Editor's Space

Stravinsky, March Madness, And the Coronavirus Pandemic

On Thursday, March 12, within a five-minute span, I received three big pieces of news: my youngest son’s school was going to close due to a coronavirus case in the district; the Archdiocese of New York was closing its schools to avoid spreading the virus; and the New York Philharmonic decided to cancel all its performances for a week. My wife and I had already purchased tickets — they were going to play the 1911 version of Igor Stravinsky’s Petrushka, the original score he wrote for the famous ballet.

Sergei Diaghilev’s Ballets Russes performed the premiere in June 1911. Michel Fokin had created the choreography and the legendary Vaslav Nijinsky danced the role of Petrushka that night. When it comes to performances, one could hardly do better than that.

Two years later, Stravinsky ate some bad oysters and contracted typhoid fever. He spent six weeks in bed. In 1914, World War I had just started and he decided to go to Switzerland with his family for the winter. But the war wouldn’t finish fast — and then came the Bolshevik Revolution in 1917, and the Communist regime took away all his properties. Stravinsky never went home again.

Petrushka, the main character of the ballet, is a puppet. I can’t help but think that Stravinsky, soon after composing it, would be a marionette too, in the hands of typhoid fever and then the revolution. In three years, he would lose his health, his home, his properties, his country and his entire way of life.

And maybe Stravinsky was not the only marionette. That same afternoon last week, a cascade of bad news jumped from my computer screen. The NBA canceled the season, the MLB suspended spring training, and New York City declared a state of emergency. The NCAA also canceled March Madness during that mad afternoon. At the same moment, a headline in CNN’s Business section read “The Bull Market Is Dead.”

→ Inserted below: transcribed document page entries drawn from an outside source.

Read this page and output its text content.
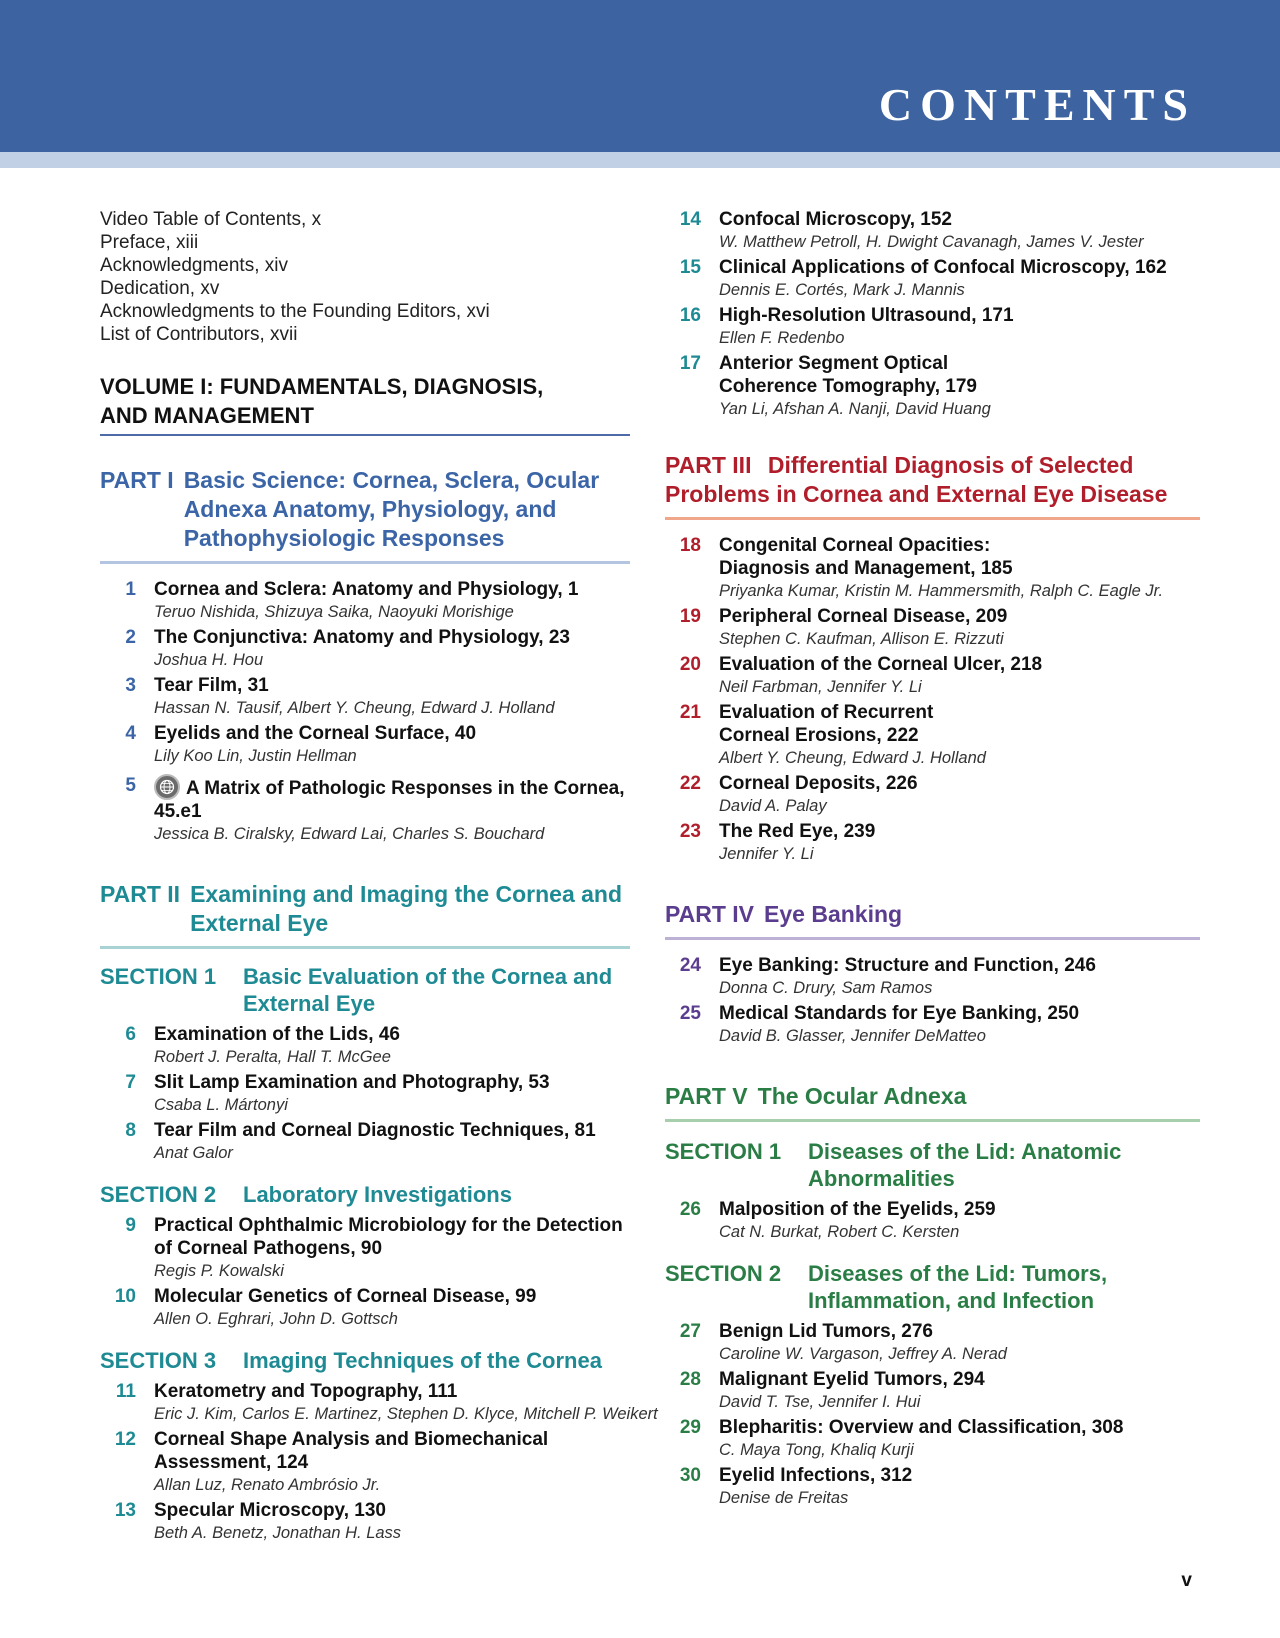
CONTENTS
Video Table of Contents, x
Preface, xiii
Acknowledgments, xiv
Dedication, xv
Acknowledgments to the Founding Editors, xvi
List of Contributors, xvii
VOLUME I: FUNDAMENTALS, DIAGNOSIS,
AND MANAGEMENT
PART I Basic Science: Cornea, Sclera, Ocular Adnexa Anatomy, Physiology, and Pathophysiologic Responses
1 Cornea and Sclera: Anatomy and Physiology, 1
Teruo Nishida, Shizuya Saika, Naoyuki Morishige
2 The Conjunctiva: Anatomy and Physiology, 23
Joshua H. Hou
3 Tear Film, 31
Hassan N. Tausif, Albert Y. Cheung, Edward J. Holland
4 Eyelids and the Corneal Surface, 40
Lily Koo Lin, Justin Hellman
5	A Matrix of Pathologic Responses in the Cornea, 45.e1
Jessica B. Ciralsky, Edward Lai, Charles S. Bouchard
PART II Examining and Imaging the Cornea and External Eye
SECTION 1	Basic Evaluation of the Cornea and External Eye
6 Examination of the Lids, 46
Robert J. Peralta, Hall T. McGee
7 Slit Lamp Examination and Photography, 53
Csaba L. Mártonyi
8 Tear Film and Corneal Diagnostic Techniques, 81
Anat Galor
SECTION 2	Laboratory Investigations
9 Practical Ophthalmic Microbiology for the Detection of Corneal Pathogens, 90
Regis P. Kowalski
10 Molecular Genetics of Corneal Disease, 99
Allen O. Eghrari, John D. Gottsch
SECTION 3	Imaging Techniques of the Cornea
11 Keratometry and Topography, 111
Eric J. Kim, Carlos E. Martinez, Stephen D. Klyce, Mitchell P. Weikert
12 Corneal Shape Analysis and Biomechanical Assessment, 124
Allan Luz, Renato Ambrósio Jr.
13 Specular Microscopy, 130
Beth A. Benetz, Jonathan H. Lass
14 Confocal Microscopy, 152
W. Matthew Petroll, H. Dwight Cavanagh, James V. Jester
15 Clinical Applications of Confocal Microscopy, 162
Dennis E. Cortés, Mark J. Mannis
16 High-Resolution Ultrasound, 171
Ellen F. Redenbo
17 Anterior Segment Optical Coherence Tomography, 179
Yan Li, Afshan A. Nanji, David Huang
PART III Differential Diagnosis of Selected Problems in Cornea and External Eye Disease
18 Congenital Corneal Opacities: Diagnosis and Management, 185
Priyanka Kumar, Kristin M. Hammersmith, Ralph C. Eagle Jr.
19 Peripheral Corneal Disease, 209
Stephen C. Kaufman, Allison E. Rizzuti
20 Evaluation of the Corneal Ulcer, 218
Neil Farbman, Jennifer Y. Li
21 Evaluation of Recurrent Corneal Erosions, 222
Albert Y. Cheung, Edward J. Holland
22 Corneal Deposits, 226
David A. Palay
23 The Red Eye, 239
Jennifer Y. Li
PART IV Eye Banking
24 Eye Banking: Structure and Function, 246
Donna C. Drury, Sam Ramos
25 Medical Standards for Eye Banking, 250
David B. Glasser, Jennifer DeMatteo
PART V The Ocular Adnexa
SECTION 1	Diseases of the Lid: Anatomic Abnormalities
26 Malposition of the Eyelids, 259
Cat N. Burkat, Robert C. Kersten
SECTION 2	Diseases of the Lid: Tumors, Inflammation, and Infection
27 Benign Lid Tumors, 276
Caroline W. Vargason, Jeffrey A. Nerad
28 Malignant Eyelid Tumors, 294
David T. Tse, Jennifer I. Hui
29 Blepharitis: Overview and Classification, 308
C. Maya Tong, Khaliq Kurji
30 Eyelid Infections, 312
Denise de Freitas
v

The night before, President Trump had declared a travel ban from Europe. The Drudge Report main page screamed in all caps: “World on Edge – Panic After Travel Ban – Escape From Europe.” “U.S. Stocks Have Their Worst Day Since 1987 Crash,” was the main headline on The New York Times website.

“America’s way of life changes indefinitely,” CNN proclaimed. And it felt exactly true.

We may feel like marionettes to this pandemic. Our lives have been turned upside down, and every hour the situation changes again. We are all asking, “What is going to happen next?”

Albert Camus, in his novel “The Plague,” describes it: “Michel’s death marked, one might say, the end of the first period, that of bewildering portents, and the beginning of another, relatively more trying, in which the perplexity of the early days gave place to panic.”

There’s a short distance between feeling like a marionette and feeling massive panic. While the coronavirus is not, by any measure, the bubonic plague described by Camus, we are tempted to panic and despair. We shouldn’t. All we take for granted is always at risk. Like Stravinsky, we are always half a dozen bad oysters away from agony.

We, as Christians, are supposed to know that we are always in God’s hands. But we tend to just realize it when things get dicey. Of course, we worry and suffer like everybody else. Jesus himself cried for his friend Lazarus when he heard Lazarus was dead. But our faith teaches us that our lives have meaning and purpose. The randomness of a pandemic cannot erase that notion. Christians are “contractually required” to show courage and solidarity in a situation like this. We should pray to be able to behave as Christians in the middle of this pandemic as much as we pray for our health and the well-being of the people we love. We shouldn’t lose our heads during this March madness. Instead, we need to pray and be brave.